Mrs. Potter remembered two faraway bundled figures, each carrying heavy suitcases, seen as at the far end of the telescope from the cupola window.
Gussie discouraged further discussion of Helen’s domestic problems with a quick question about a slight trim. Just a tiny bit taken off. She showed him exactly where. A lift of her eyebrow in the mirror told Mrs. Potter, now seated behind her in a cushioned wicker chair and about to open a magazine, that the two of them would take up the subject later.
Mrs. Potter, surprised but not exactly shaken by the news that Walter and Elna had given notice, now found herself even more unmoved by spring fashions in the pages of Éclat. Dee has a more interesting life selling island real estate, she thought, than making decisions about photographers and models and all these crazy, unwearable clothes.

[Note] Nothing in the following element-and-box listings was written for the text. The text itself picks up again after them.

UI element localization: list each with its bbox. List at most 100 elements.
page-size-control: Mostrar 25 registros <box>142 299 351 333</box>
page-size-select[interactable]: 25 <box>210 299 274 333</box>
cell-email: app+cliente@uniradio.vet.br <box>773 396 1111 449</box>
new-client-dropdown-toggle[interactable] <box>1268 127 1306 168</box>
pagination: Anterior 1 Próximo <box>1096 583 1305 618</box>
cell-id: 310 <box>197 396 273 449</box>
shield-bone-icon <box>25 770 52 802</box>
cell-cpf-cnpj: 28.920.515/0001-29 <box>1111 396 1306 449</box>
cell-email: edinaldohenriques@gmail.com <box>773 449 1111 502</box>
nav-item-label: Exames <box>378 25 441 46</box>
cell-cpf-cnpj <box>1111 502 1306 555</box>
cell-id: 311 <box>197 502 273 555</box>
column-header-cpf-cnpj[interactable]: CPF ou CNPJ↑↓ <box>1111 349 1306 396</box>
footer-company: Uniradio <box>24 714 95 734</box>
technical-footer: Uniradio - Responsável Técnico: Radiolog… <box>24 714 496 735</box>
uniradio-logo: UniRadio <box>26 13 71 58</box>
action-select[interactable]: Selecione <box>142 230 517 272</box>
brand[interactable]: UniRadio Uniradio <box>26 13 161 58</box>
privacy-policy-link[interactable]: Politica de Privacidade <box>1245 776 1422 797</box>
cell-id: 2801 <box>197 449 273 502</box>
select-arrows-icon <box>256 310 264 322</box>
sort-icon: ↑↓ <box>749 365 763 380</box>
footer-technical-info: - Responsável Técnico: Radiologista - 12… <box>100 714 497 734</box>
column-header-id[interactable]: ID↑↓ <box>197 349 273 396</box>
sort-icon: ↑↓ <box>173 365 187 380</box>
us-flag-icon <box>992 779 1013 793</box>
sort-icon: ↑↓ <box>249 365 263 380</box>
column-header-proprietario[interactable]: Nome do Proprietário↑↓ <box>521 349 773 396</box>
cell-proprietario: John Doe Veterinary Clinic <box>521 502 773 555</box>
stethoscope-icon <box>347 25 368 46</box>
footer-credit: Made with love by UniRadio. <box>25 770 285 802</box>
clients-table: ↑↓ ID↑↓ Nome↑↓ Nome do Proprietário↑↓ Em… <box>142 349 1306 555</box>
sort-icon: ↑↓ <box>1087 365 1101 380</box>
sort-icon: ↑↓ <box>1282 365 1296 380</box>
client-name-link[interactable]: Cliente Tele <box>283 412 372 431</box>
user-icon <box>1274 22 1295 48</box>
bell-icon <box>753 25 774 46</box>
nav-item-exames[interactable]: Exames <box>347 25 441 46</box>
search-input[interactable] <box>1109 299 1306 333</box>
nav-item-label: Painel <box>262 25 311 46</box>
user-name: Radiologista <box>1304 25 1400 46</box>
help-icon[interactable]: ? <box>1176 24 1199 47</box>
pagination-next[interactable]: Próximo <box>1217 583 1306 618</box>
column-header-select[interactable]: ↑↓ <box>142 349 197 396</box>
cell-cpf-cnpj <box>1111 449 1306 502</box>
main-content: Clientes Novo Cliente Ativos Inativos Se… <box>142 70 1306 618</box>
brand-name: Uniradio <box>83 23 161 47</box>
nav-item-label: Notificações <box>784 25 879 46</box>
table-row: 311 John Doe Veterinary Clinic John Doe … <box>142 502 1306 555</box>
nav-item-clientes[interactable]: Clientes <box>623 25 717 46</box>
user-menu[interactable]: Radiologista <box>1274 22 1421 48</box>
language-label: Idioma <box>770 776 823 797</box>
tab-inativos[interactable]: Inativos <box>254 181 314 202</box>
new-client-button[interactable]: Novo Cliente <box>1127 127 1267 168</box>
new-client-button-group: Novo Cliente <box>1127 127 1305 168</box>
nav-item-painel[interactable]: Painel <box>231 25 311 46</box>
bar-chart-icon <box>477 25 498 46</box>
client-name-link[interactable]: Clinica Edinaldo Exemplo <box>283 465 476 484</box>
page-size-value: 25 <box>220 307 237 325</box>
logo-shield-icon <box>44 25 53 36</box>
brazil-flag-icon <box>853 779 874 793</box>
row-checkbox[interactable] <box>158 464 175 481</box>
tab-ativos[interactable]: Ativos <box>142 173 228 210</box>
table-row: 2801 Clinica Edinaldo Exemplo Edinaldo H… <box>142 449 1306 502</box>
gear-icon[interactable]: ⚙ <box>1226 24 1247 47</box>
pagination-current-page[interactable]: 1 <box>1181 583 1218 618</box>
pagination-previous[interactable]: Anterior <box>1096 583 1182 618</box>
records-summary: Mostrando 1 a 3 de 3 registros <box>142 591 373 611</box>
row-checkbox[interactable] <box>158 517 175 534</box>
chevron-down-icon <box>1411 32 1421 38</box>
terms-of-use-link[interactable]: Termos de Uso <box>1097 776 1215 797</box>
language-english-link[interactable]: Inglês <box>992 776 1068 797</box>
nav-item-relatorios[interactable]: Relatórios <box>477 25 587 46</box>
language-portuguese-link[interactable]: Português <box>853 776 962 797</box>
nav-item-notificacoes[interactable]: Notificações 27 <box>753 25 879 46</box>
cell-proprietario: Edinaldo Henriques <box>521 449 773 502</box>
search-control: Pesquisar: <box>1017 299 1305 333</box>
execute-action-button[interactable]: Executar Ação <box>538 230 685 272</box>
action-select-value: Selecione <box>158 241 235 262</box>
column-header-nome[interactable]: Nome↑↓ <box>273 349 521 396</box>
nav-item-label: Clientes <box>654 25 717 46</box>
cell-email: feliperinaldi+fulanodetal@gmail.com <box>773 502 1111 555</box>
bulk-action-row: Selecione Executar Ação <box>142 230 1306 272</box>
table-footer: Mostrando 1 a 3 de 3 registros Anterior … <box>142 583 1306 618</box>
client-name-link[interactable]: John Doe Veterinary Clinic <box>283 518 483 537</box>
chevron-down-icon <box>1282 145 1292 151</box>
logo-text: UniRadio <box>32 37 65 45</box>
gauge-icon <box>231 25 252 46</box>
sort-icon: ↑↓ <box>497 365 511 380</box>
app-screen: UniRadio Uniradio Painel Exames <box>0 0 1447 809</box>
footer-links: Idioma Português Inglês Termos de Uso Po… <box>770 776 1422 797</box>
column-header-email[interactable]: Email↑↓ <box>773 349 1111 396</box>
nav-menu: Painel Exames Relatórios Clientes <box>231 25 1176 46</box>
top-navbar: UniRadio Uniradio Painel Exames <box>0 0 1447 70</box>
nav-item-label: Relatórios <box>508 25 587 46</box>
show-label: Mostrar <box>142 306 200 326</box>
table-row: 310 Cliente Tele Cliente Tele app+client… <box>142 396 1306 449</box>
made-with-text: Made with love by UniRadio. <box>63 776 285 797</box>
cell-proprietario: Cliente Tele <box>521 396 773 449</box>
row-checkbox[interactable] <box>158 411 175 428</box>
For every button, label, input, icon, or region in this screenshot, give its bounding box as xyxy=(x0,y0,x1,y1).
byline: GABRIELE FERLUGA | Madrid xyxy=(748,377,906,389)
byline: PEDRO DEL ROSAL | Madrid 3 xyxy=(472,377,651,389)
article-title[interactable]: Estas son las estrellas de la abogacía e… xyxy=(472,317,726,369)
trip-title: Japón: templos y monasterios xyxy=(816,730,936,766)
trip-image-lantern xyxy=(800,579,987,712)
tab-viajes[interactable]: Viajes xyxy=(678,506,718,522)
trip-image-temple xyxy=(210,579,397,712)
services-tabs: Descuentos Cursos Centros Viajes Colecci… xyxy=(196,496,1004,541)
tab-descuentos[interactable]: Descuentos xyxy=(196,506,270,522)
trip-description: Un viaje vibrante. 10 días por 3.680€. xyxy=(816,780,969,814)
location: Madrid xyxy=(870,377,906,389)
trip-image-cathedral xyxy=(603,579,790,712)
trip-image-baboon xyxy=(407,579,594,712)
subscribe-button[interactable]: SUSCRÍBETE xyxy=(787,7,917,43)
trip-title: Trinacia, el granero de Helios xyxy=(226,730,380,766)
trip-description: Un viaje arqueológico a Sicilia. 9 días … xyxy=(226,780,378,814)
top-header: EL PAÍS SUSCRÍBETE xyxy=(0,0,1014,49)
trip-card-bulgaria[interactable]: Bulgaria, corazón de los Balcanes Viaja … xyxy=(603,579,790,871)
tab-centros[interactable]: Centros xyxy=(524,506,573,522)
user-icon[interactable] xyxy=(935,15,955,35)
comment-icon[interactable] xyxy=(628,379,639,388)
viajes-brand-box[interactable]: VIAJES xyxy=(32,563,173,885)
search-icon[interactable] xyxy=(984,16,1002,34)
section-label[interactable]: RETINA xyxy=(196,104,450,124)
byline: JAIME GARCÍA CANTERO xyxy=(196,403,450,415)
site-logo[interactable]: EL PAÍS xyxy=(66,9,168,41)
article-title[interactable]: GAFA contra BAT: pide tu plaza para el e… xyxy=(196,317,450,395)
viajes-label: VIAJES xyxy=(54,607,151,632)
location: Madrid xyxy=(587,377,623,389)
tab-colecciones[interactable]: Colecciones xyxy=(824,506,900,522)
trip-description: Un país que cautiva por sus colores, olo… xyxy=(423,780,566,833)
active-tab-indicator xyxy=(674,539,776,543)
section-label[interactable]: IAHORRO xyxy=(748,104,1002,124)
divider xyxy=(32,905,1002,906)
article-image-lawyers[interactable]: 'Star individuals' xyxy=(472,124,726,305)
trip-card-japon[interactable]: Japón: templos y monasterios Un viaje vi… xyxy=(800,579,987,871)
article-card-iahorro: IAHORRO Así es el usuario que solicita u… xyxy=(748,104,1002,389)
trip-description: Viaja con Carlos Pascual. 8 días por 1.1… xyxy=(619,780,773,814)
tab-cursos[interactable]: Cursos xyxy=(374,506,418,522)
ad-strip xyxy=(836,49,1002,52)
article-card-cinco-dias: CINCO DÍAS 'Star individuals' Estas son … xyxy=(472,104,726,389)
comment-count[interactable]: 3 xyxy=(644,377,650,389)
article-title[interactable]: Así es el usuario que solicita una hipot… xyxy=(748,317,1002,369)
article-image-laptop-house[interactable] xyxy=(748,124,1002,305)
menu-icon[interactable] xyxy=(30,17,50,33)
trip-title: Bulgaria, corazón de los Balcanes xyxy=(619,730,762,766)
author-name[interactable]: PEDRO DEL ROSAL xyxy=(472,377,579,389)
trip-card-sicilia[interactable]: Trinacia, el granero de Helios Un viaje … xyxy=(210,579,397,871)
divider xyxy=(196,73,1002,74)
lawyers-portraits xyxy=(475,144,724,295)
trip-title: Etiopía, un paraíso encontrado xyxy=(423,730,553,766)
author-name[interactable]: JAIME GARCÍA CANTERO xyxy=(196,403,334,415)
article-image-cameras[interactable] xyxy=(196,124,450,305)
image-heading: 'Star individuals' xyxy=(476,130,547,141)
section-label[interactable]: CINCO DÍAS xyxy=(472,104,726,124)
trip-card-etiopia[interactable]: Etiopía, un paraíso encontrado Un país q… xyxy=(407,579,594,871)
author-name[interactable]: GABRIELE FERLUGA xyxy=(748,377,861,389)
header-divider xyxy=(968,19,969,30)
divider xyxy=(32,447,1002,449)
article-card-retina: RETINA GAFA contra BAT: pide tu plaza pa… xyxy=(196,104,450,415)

Her eyes wandered to Helen’s lightship basket, close to her feet as she sat reading The Hospital Manager, a periodical she had obviously brought with her, and making quick, decisive notes in a small looseleaf notebook.
Helen’s strong jaw and high forehead, slightly out of scale above her match-thin body, were accentuated by the plastic helmet of the dryer encapsulating her rollered head. Helen’s basket was dark with age and old varnish, the color of old saddle leather, as was her own, and Gussie’s, now on the floor beside the shampoo chair. Each had a different carving of ivory on its teakwood lid, beneath the rigid, swinging handle. Gussie’s was a spouting whale; her own, a flight of seagulls, each a kind of armorial bearing instantly recognizable to its owner and her friends. Helen’s had an ivory panel nearly covering the large oval lid, its scrimshaw design a carefully etched drawing of the front of her house.